Depuis les années 2010, on parle vraiment d’intelligence artificielle. Et depuis 2017, d’intelligence artificielle générative, notamment avec le modèle Transformer de Google, qui est passé en open source. Cela a donné l’opportunité à tout le monde, y compris à OpenAI, de travailler et d’aller plus loin, jusqu’à la sortie de ChatGPT il y a 24 mois.
Depuis, il n’y a pas vraiment de résistance dans les entreprises à l’idée de déployer l’intelligence artificielle générative. En revanche, il y a parfois des difficultés, et je pense que c’est intéressant d’en parler.
Tout à fait.
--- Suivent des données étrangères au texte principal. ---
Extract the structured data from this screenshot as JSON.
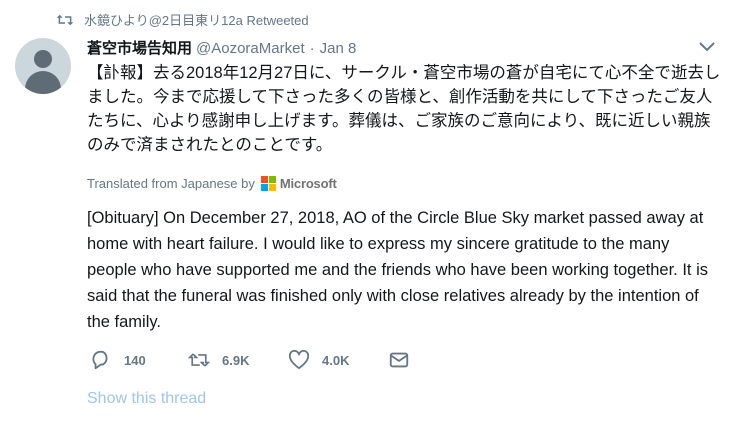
{
  "retweet": {
    "icon": "retweet-icon",
    "text": "水鏡ひより@2日目東リ12a Retweeted"
  },
  "tweet": {
    "avatar": "default-profile-avatar",
    "display_name": "蒼空市場告知用",
    "handle": "@AozoraMarket",
    "separator": "·",
    "date": "Jan 8",
    "text": "【訃報】去る2018年12月27日に、サークル・蒼空市場の蒼が自宅にて心不全で逝去しました。今まで応援して下さった多くの皆様と、創作活動を共にして下さったご友人たちに、心より感謝申し上げます。葬儀は、ご家族のご意向により、既に近しい親族のみで済まされたとのことです。",
    "translated_label": "Translated from Japanese by",
    "translator_name": "Microsoft",
    "translation": "[Obituary] On December 27, 2018, AO of the Circle Blue Sky market passed away at home with heart failure. I would like to express my sincere gratitude to the many people who have supported me and the friends who have been working together. It is said that the funeral was finished only with close relatives already by the intention of the family."
  },
  "actions": {
    "reply_count": "140",
    "retweet_count": "6.9K",
    "like_count": "4.0K"
  },
  "show_thread": "Show this thread",
  "colors": {
    "text": "#14171a",
    "secondary": "#657786",
    "link_faded": "#9fc6ea",
    "avatar_bg": "#ccd6dd"
  }
}
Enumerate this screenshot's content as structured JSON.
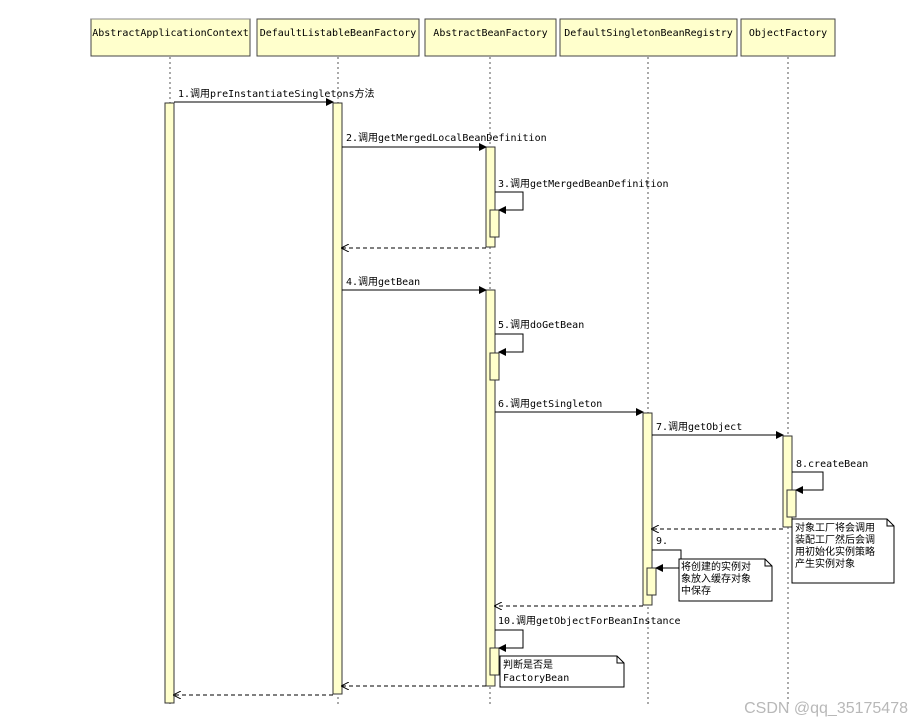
{
  "participants": [
    "AbstractApplicationContext",
    "DefaultListableBeanFactory",
    "AbstractBeanFactory",
    "DefaultSingletonBeanRegistry",
    "ObjectFactory"
  ],
  "messages": [
    "1.调用preInstantiateSingletons方法",
    "2.调用getMergedLocalBeanDefinition",
    "3.调用getMergedBeanDefinition",
    "4.调用getBean",
    "5.调用doGetBean",
    "6.调用getSingleton",
    "7.调用getObject",
    "8.createBean",
    "9.",
    "10.调用getObjectForBeanInstance"
  ],
  "notes": {
    "object_factory": [
      "对象工厂将会调用",
      "装配工厂然后会调",
      "用初始化实例策略",
      "产生实例对象"
    ],
    "cache": [
      "将创建的实例对",
      "象放入缓存对象",
      "中保存"
    ],
    "factory_bean": [
      "判断是否是",
      "FactoryBean"
    ]
  },
  "watermark": "CSDN @qq_35175478",
  "colors": {
    "participant_fill": "#ffffcc",
    "activation_fill": "#ffffcc",
    "line": "#333333",
    "watermark": "#b8b8b8"
  }
}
Finalement, nous sommes tous restés médusés devant la puissance des différents modèles : Large Language Models, Foundational Models et les modèles de traitement du langage naturel.
Exactement. La promesse de l’IA générative dépasse largement l’IT et les systèmes d’information. Elle permet de parler et, instantanément, de programmer, de déployer et d’extraire des informations de systèmes complexes. C’est autour du knowledge management que les premières utilisations ont été mises en place.
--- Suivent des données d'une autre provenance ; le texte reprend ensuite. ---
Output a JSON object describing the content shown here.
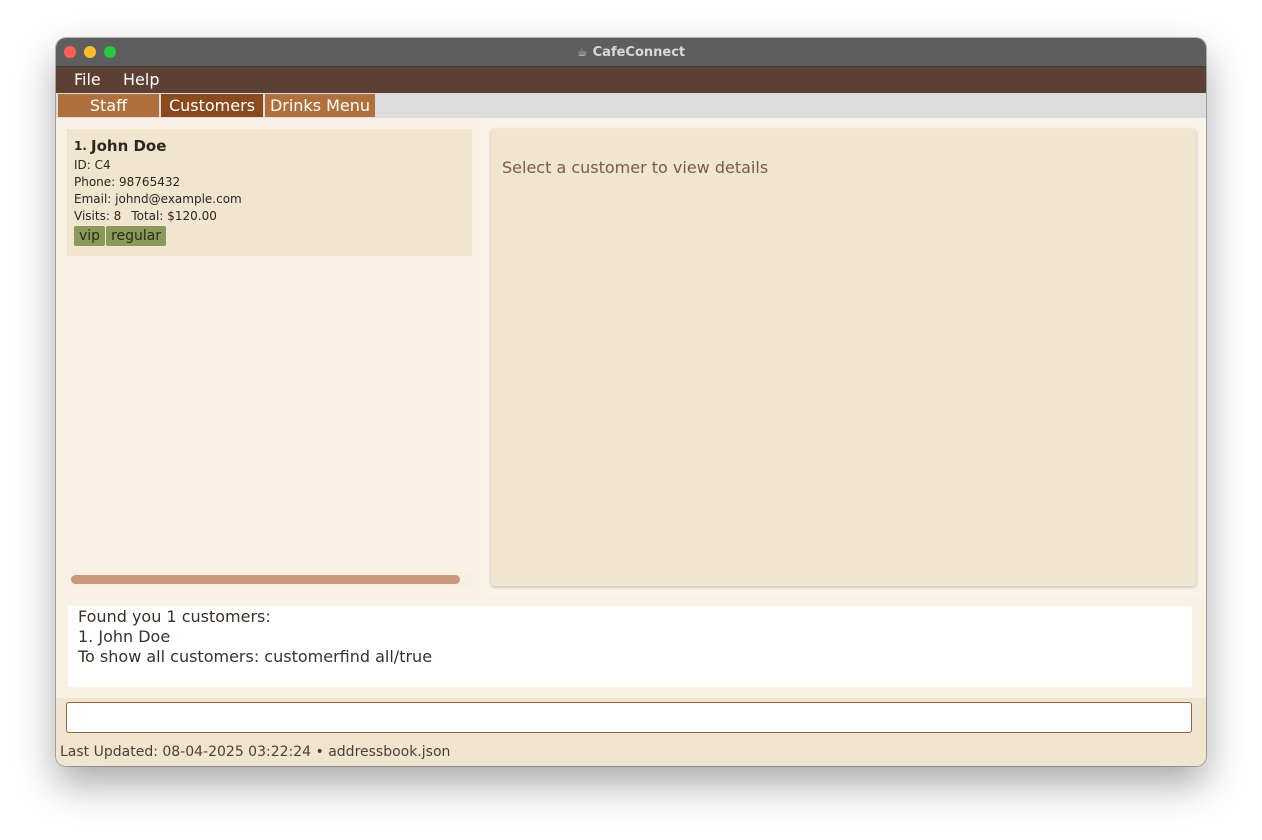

Ainsi, tout le monde a voulu utiliser l’IA générative dans un environnement sécurisé et cyber-sécurisé. La plupart des entreprises ont fait comme McKinsey : elles ont créé une interface, connectée à leurs bases de données internes. Chez McKinsey, nous avons 135 bases de données connectées à une interface utilisant deux grands modèles de langage, qui servent de puissance de calcul, mais sur lesquels nous ne déposons pas nos données. C’est une approche qui assure la cybersécurité. Les entreprises les plus avancées ont adopté cette stratégie.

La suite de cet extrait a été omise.